Meditations on Jesus in John’s Gospel : 30 : Jesus, the Gentle Prophet
Jn 4:16-19 He told her, “Go, call your husband and come back.” “I have no husband,” she replied. Jesus said to her, “You are right when you say you have no husband. The fact is, you have had five husbands, and the man you now have is not your husband. What you have just said is quite true.” “Sir,” the woman said, “I can see that you are a prophet.
There is the well-known instruction, “Do to others as you would have them do to you.” (Lk 6:31) It’s well known because it is often quoted and also because it’s acceptable to most people. Why is it acceptable to most people? It is acceptable to most people because they like its sentiment. We want other to treat us well and so we see that as a good standard for behaviour generally. The apostle Paul when he was teaching the Corinthian church said, “everyone who prophesies speaks to men for their strengthening, encouragement and comfort” (1 Cor 14:3). In other words, anyone who is bringing a word to individuals from God will be speaking with the aim of strengthening, encouraging and comforting. “Ah, but what about correcting and rebuking,” says my legalistic friend. “Surely the word of God is ‘useful for teaching, rebuking, correcting and training in righteousness’” (2 Tim 3:16). Exactly, but watch how Jesus does it.

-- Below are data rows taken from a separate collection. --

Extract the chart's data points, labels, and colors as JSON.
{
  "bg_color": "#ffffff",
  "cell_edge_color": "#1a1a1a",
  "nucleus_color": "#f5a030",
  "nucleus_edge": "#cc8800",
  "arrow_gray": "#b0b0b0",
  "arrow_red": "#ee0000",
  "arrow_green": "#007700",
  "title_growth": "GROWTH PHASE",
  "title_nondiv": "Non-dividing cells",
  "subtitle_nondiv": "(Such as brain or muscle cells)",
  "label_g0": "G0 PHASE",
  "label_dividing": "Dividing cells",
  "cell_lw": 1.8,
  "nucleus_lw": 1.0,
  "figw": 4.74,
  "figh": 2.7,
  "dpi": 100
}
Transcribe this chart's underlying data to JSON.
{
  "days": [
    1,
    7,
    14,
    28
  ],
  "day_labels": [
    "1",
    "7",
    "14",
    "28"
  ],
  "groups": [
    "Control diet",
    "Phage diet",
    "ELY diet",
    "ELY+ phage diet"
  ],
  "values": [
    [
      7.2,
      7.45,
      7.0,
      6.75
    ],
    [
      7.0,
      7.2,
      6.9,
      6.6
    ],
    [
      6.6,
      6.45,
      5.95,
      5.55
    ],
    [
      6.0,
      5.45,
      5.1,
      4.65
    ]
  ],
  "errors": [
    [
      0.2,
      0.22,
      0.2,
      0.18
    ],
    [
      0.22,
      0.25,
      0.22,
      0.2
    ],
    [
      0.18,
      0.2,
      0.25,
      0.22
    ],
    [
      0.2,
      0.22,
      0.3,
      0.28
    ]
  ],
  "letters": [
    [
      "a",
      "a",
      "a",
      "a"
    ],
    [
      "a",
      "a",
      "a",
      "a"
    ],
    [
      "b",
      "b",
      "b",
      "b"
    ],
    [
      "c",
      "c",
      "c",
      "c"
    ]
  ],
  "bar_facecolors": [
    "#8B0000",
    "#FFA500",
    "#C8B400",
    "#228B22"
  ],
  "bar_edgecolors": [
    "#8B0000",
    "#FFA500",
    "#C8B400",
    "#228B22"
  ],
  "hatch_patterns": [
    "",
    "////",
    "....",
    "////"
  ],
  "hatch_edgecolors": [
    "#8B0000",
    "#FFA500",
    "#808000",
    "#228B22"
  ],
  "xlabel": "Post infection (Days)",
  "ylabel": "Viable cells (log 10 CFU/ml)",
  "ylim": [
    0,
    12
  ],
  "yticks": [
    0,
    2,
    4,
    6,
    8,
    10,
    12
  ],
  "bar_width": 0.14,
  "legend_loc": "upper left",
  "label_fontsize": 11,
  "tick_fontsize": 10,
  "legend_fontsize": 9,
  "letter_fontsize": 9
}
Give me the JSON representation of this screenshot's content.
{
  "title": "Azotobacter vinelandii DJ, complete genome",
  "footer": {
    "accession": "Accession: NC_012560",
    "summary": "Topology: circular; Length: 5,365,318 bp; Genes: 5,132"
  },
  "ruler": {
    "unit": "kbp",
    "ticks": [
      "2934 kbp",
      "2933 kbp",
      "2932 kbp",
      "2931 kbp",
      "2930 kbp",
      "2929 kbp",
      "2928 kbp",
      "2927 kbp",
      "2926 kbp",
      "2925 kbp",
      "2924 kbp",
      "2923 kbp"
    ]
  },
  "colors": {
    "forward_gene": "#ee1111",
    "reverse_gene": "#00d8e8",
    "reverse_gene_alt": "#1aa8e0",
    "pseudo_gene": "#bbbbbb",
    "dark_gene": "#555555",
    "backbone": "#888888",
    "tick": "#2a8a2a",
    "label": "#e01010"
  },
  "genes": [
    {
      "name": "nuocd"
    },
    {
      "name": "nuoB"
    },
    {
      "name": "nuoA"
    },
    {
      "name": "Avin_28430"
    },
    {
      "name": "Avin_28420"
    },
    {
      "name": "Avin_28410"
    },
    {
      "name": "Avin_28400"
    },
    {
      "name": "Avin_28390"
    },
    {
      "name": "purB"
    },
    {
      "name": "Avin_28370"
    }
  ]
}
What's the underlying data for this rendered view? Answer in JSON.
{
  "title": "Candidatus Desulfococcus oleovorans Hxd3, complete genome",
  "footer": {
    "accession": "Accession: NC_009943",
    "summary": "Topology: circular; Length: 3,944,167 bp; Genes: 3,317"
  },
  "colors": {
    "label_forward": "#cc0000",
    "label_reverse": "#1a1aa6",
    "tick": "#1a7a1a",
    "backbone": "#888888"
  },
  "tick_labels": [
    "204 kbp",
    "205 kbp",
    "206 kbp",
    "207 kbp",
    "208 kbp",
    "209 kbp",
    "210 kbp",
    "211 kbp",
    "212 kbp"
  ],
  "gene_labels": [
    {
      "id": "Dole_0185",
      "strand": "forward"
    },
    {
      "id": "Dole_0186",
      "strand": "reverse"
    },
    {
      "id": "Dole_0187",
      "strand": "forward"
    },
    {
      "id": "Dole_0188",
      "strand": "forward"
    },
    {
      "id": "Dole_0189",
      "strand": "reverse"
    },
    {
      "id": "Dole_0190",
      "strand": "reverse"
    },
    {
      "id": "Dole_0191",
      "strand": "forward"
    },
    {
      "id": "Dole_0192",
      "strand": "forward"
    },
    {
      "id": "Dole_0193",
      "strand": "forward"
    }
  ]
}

Jesus knows this woman as he knows every person he encounters. He knows what her state in life is. Does he chide her? Does he rebuke her? No, he tells her to do something that provokes her to speak the truth about herself. She starts facing herself by Jesus’ seemingly innocent instruction. Once she acknowledges her basic state, Jesus ‘fills in the gaps’ and speaks detail into her life, and concludes with the disarming words, “What you have just said is quite true.” He isn’t having a go at her, and so she doesn’t act defensively. Is his main intention to convict her of her sub-standard life and bring her to repentance? Yes and no! Ultimately he does want her to face the truth about herself because he knew that, “you will know the truth, and the truth will set you free.” (Jn 8:32), i.e. facing the truth about ourselves is the first step towards salvation. However, he has a greater desire, for her to realize who he really is. When we realize who Jesus is and come to him, everything else (including our past sub-standard lives) falls into place.
What was the end result of Jesus words? The woman went away full of the encounter and wanting others to come and meet Jesus. Without any doubt she was strengthened, encouraged and comforted. Her encounter with Jesus had not left her feeling thoroughly embarrassed, exposed or got into a corner. Oh no, to the contrary, it has had a remarkably liberating effect upon her. And how had that happened? She had encountered a gentle prophet!
How often do we or others feel we have to put others’ lives right? That’s not the call of the Gospel; it is to introduce them to Jesus so that he can put their lives right! How do we share the Gospel? I know when I was a young Christian I was in ‘attacking mode’ and I know there are still many people who do that, but Jesus comes to each individual with respect, and care and concern for them. He allowed this Samaritan woman to speak about something of her situation and then he showed he knew all about it, but without condemning her. The result was that she felt good and her life was changed. That’s how Jesus comes to each one of us. Yes he comes to confront but he does it in such a gentle way we sometimes hardly realize that’s what he is doing, until we find ourselves confessing our state to him. Can we be like him?